You have two stellar properties in the highly competitive DMV market — D.C., Maryland and Virginia. What makes Salamander Middleburg and Salamander DC stand out in the area’s high-end accommodations crowd?
It’s been a decade since we opened Salamander Middleburg, so we’ve had time to gain traction within the DMV for our service and facility. But, it was after we launched Salamander Washington DC nearly 18 months ago that we truly emerged as a significant player in the region. People have been drawn to our distinct and diverse style of luxury hospitality.
Let’s stick with D.C. for this next question. You know the area better than almost anyone. Name some underrated landmarks/attractions in the city that deserve more attention.
I’ll leave it to others as to whether it is underrated, but the way that The Wharf area has blossomed over the past few years is truly amazing. Our guests really enjoy the short walk down to the waterfront.
I must also plug the new U.S. Park Police Horse Stables and Education Center, for which I was very involved in helping raise funding. Recently opened, the facility was built by the Trust for the National Mall in partnership with the National Park Service and the U.S. Park Police.
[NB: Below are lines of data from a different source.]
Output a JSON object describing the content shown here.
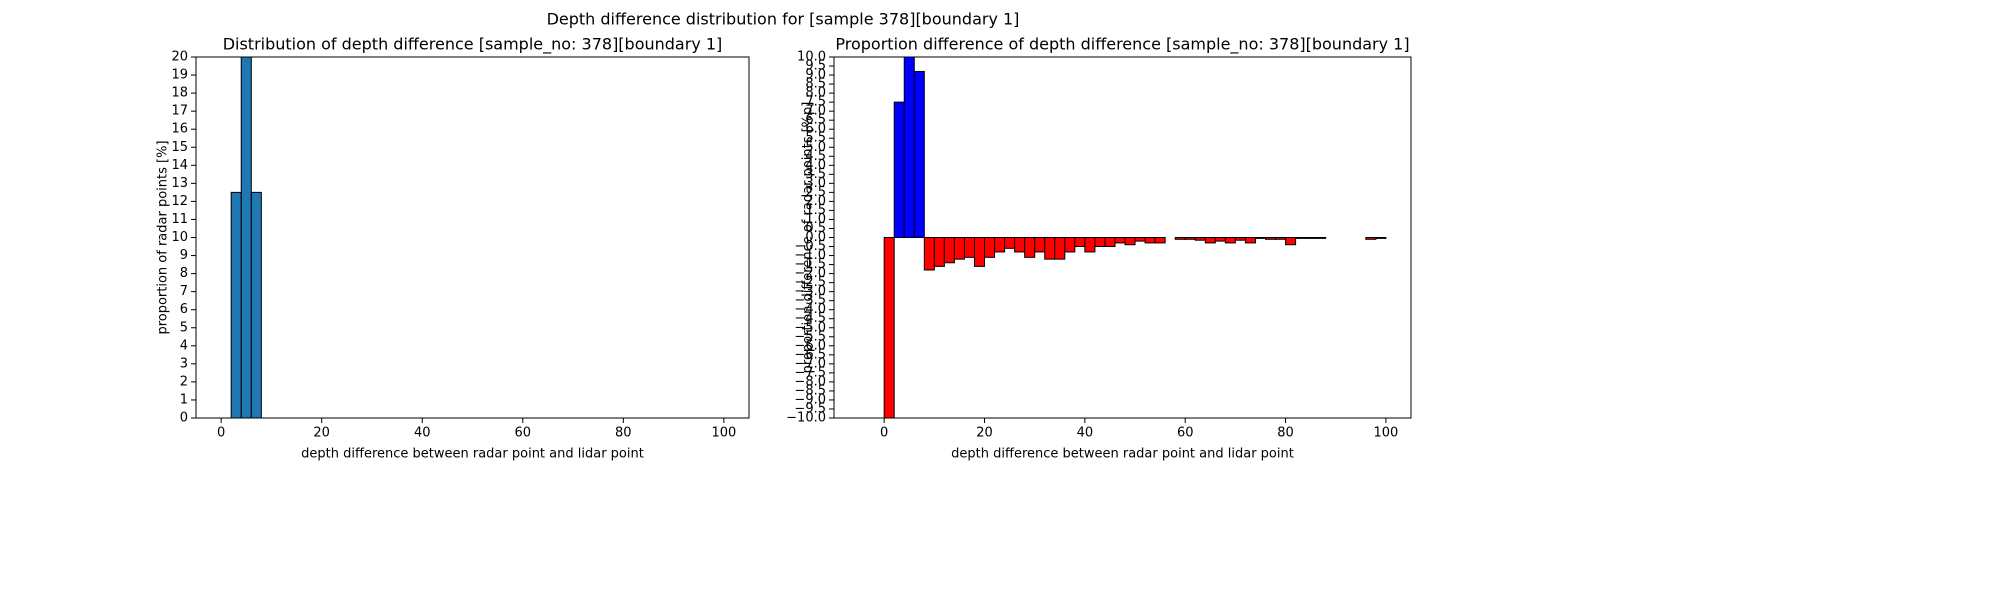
{
  "title": "Depth difference distribution for [sample 378][boundary 1]",
  "chart_data": [
    {
      "type": "histogram",
      "title": "Distribution of depth difference [sample_no: 378][boundary 1]",
      "x_label": "depth difference between radar point and lidar point",
      "y_label": "proportion of radar points [%]",
      "bins": [
        0,
        2,
        4,
        6,
        8,
        10,
        12,
        14,
        16,
        18,
        20,
        22,
        24,
        26,
        28,
        30,
        32,
        34,
        36,
        38,
        40,
        42,
        44,
        46,
        48,
        50,
        52,
        54,
        56,
        58,
        60,
        62,
        64,
        66,
        68,
        70,
        72,
        74,
        76,
        78,
        80,
        82,
        84,
        86,
        88,
        90,
        92,
        94,
        96,
        98,
        100
      ],
      "values": [
        0,
        12.5,
        20,
        12.5,
        0,
        0,
        0,
        0,
        0,
        0,
        0,
        0,
        0,
        0,
        0,
        0,
        0,
        0,
        0,
        0,
        0,
        0,
        0,
        0,
        0,
        0,
        0,
        0,
        0,
        0,
        0,
        0,
        0,
        0,
        0,
        0,
        0,
        0,
        0,
        0,
        0,
        0,
        0,
        0,
        0,
        0,
        0,
        0,
        0,
        0
      ],
      "color": "#1f77b4",
      "xlim": [
        -5,
        105
      ],
      "xticks": [
        0,
        20,
        40,
        60,
        80,
        100
      ],
      "ylim": [
        0,
        20
      ],
      "yticks": [
        0,
        1,
        2,
        3,
        4,
        5,
        6,
        7,
        8,
        9,
        10,
        11,
        12,
        13,
        14,
        15,
        16,
        17,
        18,
        19,
        20
      ]
    },
    {
      "type": "histogram",
      "title": "Proportion difference of depth difference [sample_no: 378][boundary 1]",
      "x_label": "depth difference between radar point and lidar point",
      "y_label": "proportion difference of radar points [%p]",
      "bins": [
        0,
        2,
        4,
        6,
        8,
        10,
        12,
        14,
        16,
        18,
        20,
        22,
        24,
        26,
        28,
        30,
        32,
        34,
        36,
        38,
        40,
        42,
        44,
        46,
        48,
        50,
        52,
        54,
        56,
        58,
        60,
        62,
        64,
        66,
        68,
        70,
        72,
        74,
        76,
        78,
        80,
        82,
        84,
        86,
        88,
        90,
        92,
        94,
        96,
        98,
        100
      ],
      "values": [
        -10,
        7.5,
        10,
        9.2,
        -1.8,
        -1.6,
        -1.4,
        -1.2,
        -1.1,
        -1.6,
        -1.1,
        -0.8,
        -0.6,
        -0.8,
        -1.1,
        -0.8,
        -1.2,
        -1.2,
        -0.8,
        -0.5,
        -0.8,
        -0.5,
        -0.5,
        -0.3,
        -0.4,
        -0.2,
        -0.3,
        -0.3,
        0,
        -0.1,
        -0.1,
        -0.15,
        -0.3,
        -0.2,
        -0.3,
        -0.15,
        -0.3,
        -0.05,
        -0.1,
        -0.1,
        -0.4,
        -0.05,
        -0.05,
        -0.05,
        0,
        0,
        0,
        0,
        -0.1,
        -0.05
      ],
      "color_positive": "#0000ff",
      "color_negative": "#ff0000",
      "xlim": [
        -10,
        105
      ],
      "xticks": [
        0,
        20,
        40,
        60,
        80,
        100
      ],
      "ylim": [
        -10,
        10
      ],
      "yticks": [
        {
          "value": -10,
          "label": "−10.0"
        },
        {
          "value": -9.5,
          "label": "−9.5"
        },
        {
          "value": -9,
          "label": "−9.0"
        },
        {
          "value": -8.5,
          "label": "−8.5"
        },
        {
          "value": -8,
          "label": "−8.0"
        },
        {
          "value": -7.5,
          "label": "−7.5"
        },
        {
          "value": -7,
          "label": "−7.0"
        },
        {
          "value": -6.5,
          "label": "−6.5"
        },
        {
          "value": -6,
          "label": "−6.0"
        },
        {
          "value": -5.5,
          "label": "−5.5"
        },
        {
          "value": -5,
          "label": "−5.0"
        },
        {
          "value": -4.5,
          "label": "−4.5"
        },
        {
          "value": -4,
          "label": "−4.0"
        },
        {
          "value": -3.5,
          "label": "−3.5"
        },
        {
          "value": -3,
          "label": "−3.0"
        },
        {
          "value": -2.5,
          "label": "−2.5"
        },
        {
          "value": -2,
          "label": "−2.0"
        },
        {
          "value": -1.5,
          "label": "−1.5"
        },
        {
          "value": -1,
          "label": "−1.0"
        },
        {
          "value": -0.5,
          "label": "−0.5"
        },
        {
          "value": 0,
          "label": "0.0"
        },
        {
          "value": 0.5,
          "label": "0.5"
        },
        {
          "value": 1,
          "label": "1.0"
        },
        {
          "value": 1.5,
          "label": "1.5"
        },
        {
          "value": 2,
          "label": "2.0"
        },
        {
          "value": 2.5,
          "label": "2.5"
        },
        {
          "value": 3,
          "label": "3.0"
        },
        {
          "value": 3.5,
          "label": "3.5"
        },
        {
          "value": 4,
          "label": "4.0"
        },
        {
          "value": 4.5,
          "label": "4.5"
        },
        {
          "value": 5,
          "label": "5.0"
        },
        {
          "value": 5.5,
          "label": "5.5"
        },
        {
          "value": 6,
          "label": "6.0"
        },
        {
          "value": 6.5,
          "label": "6.5"
        },
        {
          "value": 7,
          "label": "7.0"
        },
        {
          "value": 7.5,
          "label": "7.5"
        },
        {
          "value": 8,
          "label": "8.0"
        },
        {
          "value": 8.5,
          "label": "8.5"
        },
        {
          "value": 9,
          "label": "9.0"
        },
        {
          "value": 9.5,
          "label": "9.5"
        },
        {
          "value": 10,
          "label": "10.0"
        }
      ]
    }
  ]
}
It replaced the original horse stables that were built as a temporary facility for the 1976 Bicentennial.
With all your business and philanthropic endeavors, you must travel incessantly. What are a few items you never hop on a plane without?
I always travel with my iPad to stay connected, but, especially for longer trips, I also like to take either a hardback or paperback book with me so I can truly lose myself in either the narrative or storytelling. A fabulous wrap is always a must have.
What does the rest of 2024 look like for Salamander Collection? Are there any renovations or grand openings that you’re excited about within the company this year?
We have a tremendous amount happening across our portfolio. In Middleburg, we’re celebrating 10 years of the resort’s opening and also seeing the first homeowners move into our branded Residences at Salamander community. At Salamander Washington DC, we’re undergoing a major enhancement project, which will see the renovation of the lobby, spa, suites and the opening of our new restaurant, Dōgon, with chef Kwame Onwuachi.
We have just completed a beautiful renovation of the Bauhaus-style arrival area and opened West End Social restaurant at Aspen Meadows [in Colorado]. At Innisbrook [in Palm Harbor, Florida], we are nearly complete with refurbishment and relaunch of our Packard’s Steakhouse. At Half Moon [in Jamaica], we’re celebrating 70 years of service and will soon announce a major project surrounding our Rose Hall Villas. And, finally, at Hotel Bennett in Charleston, we have just celebrated five years — it’s amazing. Where does the time go?